Hace mucho, demasiado, que no tengo la suerte de estar allí, pero imagino que todo será calcado a los años anteriores y lo que recuerdo es una plaza llena a tope, con gente en ventanas y balcones, incluido el Hospital Militar, personas pendientes de la hora marcada en cada reloj y en mitad del silencio un cornetín que señalaba que era la hora fijada y que en ese momento y muchos años antes, Cristo acababa de morir en una cruz allá muy lejos, en Jerusalén. Estábamos de rodillas y resonaban las palabras de mis padres que nos habían enseñado que había que pedir tres cosas, deseos, para que uno se te concediera. Tal vez falten detalles y escenografía, pero en mi infantil mente esto recuerdo a la vez que una mirada fija en el Señor de los Favores que ahora ocupa un lugar especial en el móvil.

Después llegaba la vuelta a casa con un silencio más espeso y pensando en lo que había pasado y que habían matado un año más a Jesús de Nazaret. Mucha gente en las calles, las primeras cofradías preparándose para salir y los penitentes camino de las iglesias. Un Vienes Santo más que había que completar aún con un par de cosas importantísimas como el almuerzo, que se convertía a la vez en merienda, y vestirse para salir hacia el monasterio de Santa Paula.
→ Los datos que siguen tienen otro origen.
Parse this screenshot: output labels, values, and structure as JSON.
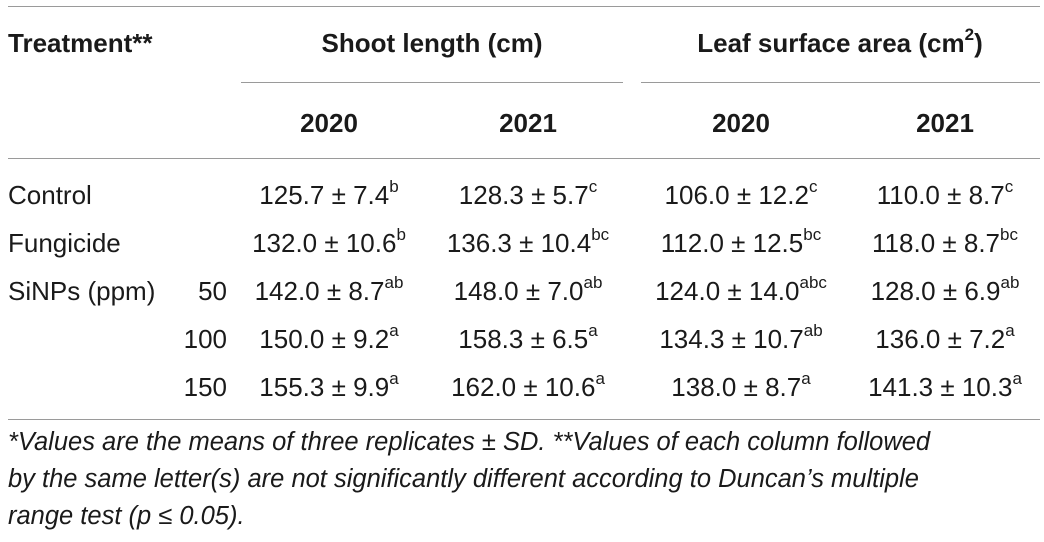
{
  "table": {
    "header": {
      "treatment": "Treatment**",
      "group1": "Shoot length (cm)",
      "group2_prefix": "Leaf surface area (cm",
      "group2_sup": "2",
      "group2_suffix": ")",
      "years": [
        "2020",
        "2021",
        "2020",
        "2021"
      ]
    },
    "rows": [
      {
        "label": "Control",
        "sublabel": "",
        "cells": [
          {
            "v": "125.7 ± 7.4",
            "s": "b"
          },
          {
            "v": "128.3 ± 5.7",
            "s": "c"
          },
          {
            "v": "106.0 ± 12.2",
            "s": "c"
          },
          {
            "v": "110.0 ± 8.7",
            "s": "c"
          }
        ]
      },
      {
        "label": "Fungicide",
        "sublabel": "",
        "cells": [
          {
            "v": "132.0 ± 10.6",
            "s": "b"
          },
          {
            "v": "136.3 ± 10.4",
            "s": "bc"
          },
          {
            "v": "112.0 ± 12.5",
            "s": "bc"
          },
          {
            "v": "118.0 ± 8.7",
            "s": "bc"
          }
        ]
      },
      {
        "label": "SiNPs (ppm)",
        "sublabel": "50",
        "cells": [
          {
            "v": "142.0 ± 8.7",
            "s": "ab"
          },
          {
            "v": "148.0 ± 7.0",
            "s": "ab"
          },
          {
            "v": "124.0 ± 14.0",
            "s": "abc"
          },
          {
            "v": "128.0 ± 6.9",
            "s": "ab"
          }
        ]
      },
      {
        "label": "",
        "sublabel": "100",
        "cells": [
          {
            "v": "150.0 ± 9.2",
            "s": "a"
          },
          {
            "v": "158.3 ± 6.5",
            "s": "a"
          },
          {
            "v": "134.3 ± 10.7",
            "s": "ab"
          },
          {
            "v": "136.0 ± 7.2",
            "s": "a"
          }
        ]
      },
      {
        "label": "",
        "sublabel": "150",
        "cells": [
          {
            "v": "155.3 ± 9.9",
            "s": "a"
          },
          {
            "v": "162.0 ± 10.6",
            "s": "a"
          },
          {
            "v": "138.0 ± 8.7",
            "s": "a"
          },
          {
            "v": "141.3 ± 10.3",
            "s": "a"
          }
        ]
      }
    ]
  },
  "footnote": {
    "line1": "*Values are the means of three replicates ± SD. **Values of each column followed",
    "line2": "by the same letter(s) are not significantly different according to Duncan’s multiple",
    "line3": "range test (p ≤ 0.05)."
  }
}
En casa siempre había para ese día el mismo menú y lo recuerdo con una añoranza tremenda: espinacas con grandes dientes de ajos enteros pinchados en la superficie y también tortillas de bacalao. Mi madre era sevillana y esos dos platos, obligatorios y exquisitos. Mas tarde túnica y capa negras, capirote amarillo y vestido de mantilla para la camarera porque toda la familia tenía que salir en La Soledad, que así se llamaba en casa y nunca se cambió. Los pequeños salíamos con la cara descubierta o tapada, según la edad, y despedida en la iglesia hasta la vuelta. Una Dolorosa, el Señor yacente en unas humildes parihuelas llevadas a mano por apóstoles vestidos con ropajes de la época, las Marías detrás sollozando y manifestando el dolor y las Chías. Si quieren que les diga la verdad aun hoy no se con exactitud el porqué de la presencia de estos personajes tan extraños, aunque me convenció la versión de que representan a personajes de la Inquisición.
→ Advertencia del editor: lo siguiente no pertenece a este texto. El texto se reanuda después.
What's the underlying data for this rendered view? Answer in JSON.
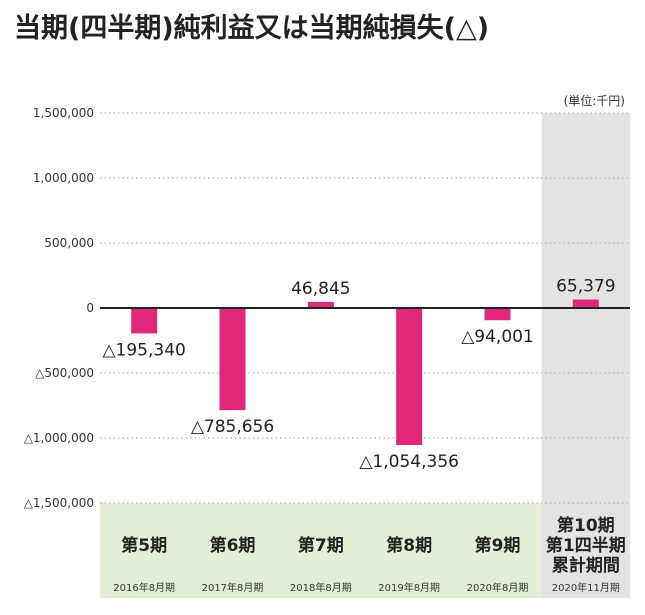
{
  "title": "当期(四半期)純利益又は当期純損失(△)",
  "unit_label": "(単位:千円)",
  "colors": {
    "bar": "#e0287a",
    "category_band": "#e2efd6",
    "highlight_band": "#e3e3e3",
    "grid": "#b5b5b5"
  },
  "chart_data": {
    "type": "bar",
    "title": "当期(四半期)純利益又は当期純損失(△)",
    "xlabel": "",
    "ylabel": "",
    "unit": "(単位:千円)",
    "ylim": [
      -1500000,
      1500000
    ],
    "yticks": [
      1500000,
      1000000,
      500000,
      0,
      -500000,
      -1000000,
      -1500000
    ],
    "ytick_labels": [
      "1,500,000",
      "1,000,000",
      "500,000",
      "0",
      "△500,000",
      "△1,000,000",
      "△1,500,000"
    ],
    "grid": true,
    "categories": [
      "第5期",
      "第6期",
      "第7期",
      "第8期",
      "第9期",
      "第10期 第1四半期 累計期間"
    ],
    "category_lines": [
      [
        "第5期"
      ],
      [
        "第6期"
      ],
      [
        "第7期"
      ],
      [
        "第8期"
      ],
      [
        "第9期"
      ],
      [
        "第10期",
        "第1四半期",
        "累計期間"
      ]
    ],
    "periods": [
      "2016年8月期",
      "2017年8月期",
      "2018年8月期",
      "2019年8月期",
      "2020年8月期",
      "2020年11月期"
    ],
    "values": [
      -195340,
      -785656,
      46845,
      -1054356,
      -94001,
      65379
    ],
    "value_labels": [
      "△195,340",
      "△785,656",
      "46,845",
      "△1,054,356",
      "△94,001",
      "65,379"
    ],
    "highlighted_category": 5
  }
}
Somos tres hermanos y los tres participábamos como penitentes en esta cofradía. El pequeño tuvo incluso su protagonismo especial porque un año y dada su edad, se le colocó como ayudante de una de las entonces dos Chías para llevarle la cola y prácticamente entendió que era su guardaespaldas. Los niños que veían la procesión la tomaban con el personaje jugueteando y molestando y el ahora médico entendió que había que defenderlo como fuera. Una refriega constante y un héroe en toda regla.
Acabado el viernes había que esperar al Domingo de Resurrección con alegría, la radio con programación normal y nos estaban esperando las campanillas que estaban guardadas hasta ese día.
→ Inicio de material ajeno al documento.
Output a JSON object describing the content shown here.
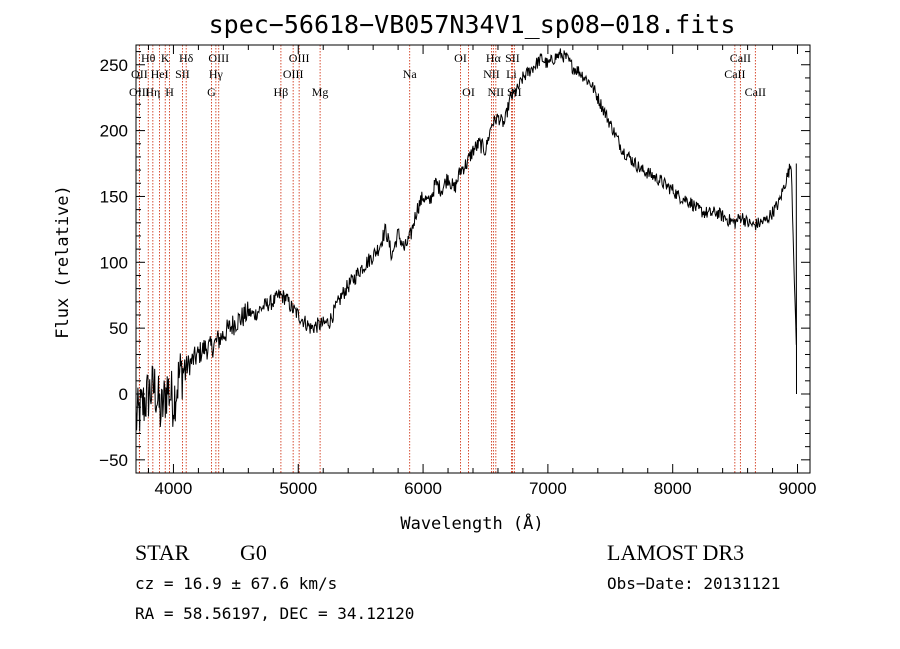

Porque, y esto es para los jóvenes, o muy jóvenes, tener esa campanilla, guardarla convenientemente y mirarla muchos años después, te hace volver atrás de forma inmediata, te convierte nuevamente en un chavea curioso y 'granaíno' que nunca pensó que este cacharro de barro iba a durar tanto tiempo e iba a significar tanto. Al cabo del tiempo, te conectas a ese invento que llaman Internet, encuentras a los Facundillos y sus campanillas y te das cuenta de que tu aún conservas la tuya. No se sinceramente si todo lo anterior le habrá gustado a cualquiera de ustedes, pero tenía que recordar, vivir nuevamente la Granada que conocí en mis años jóvenes y tener presentes esos días tan especiales para no olvidarlos nunca porque la edad es muy mala.

Y por eso, en casa junto a otros utensilios del pasado está esa campanilla de barro que tiene pintado el perfil clásico de la Alhambra vista desde el Albaicín.

La Semana Santa, una campanilla y 'Graná'.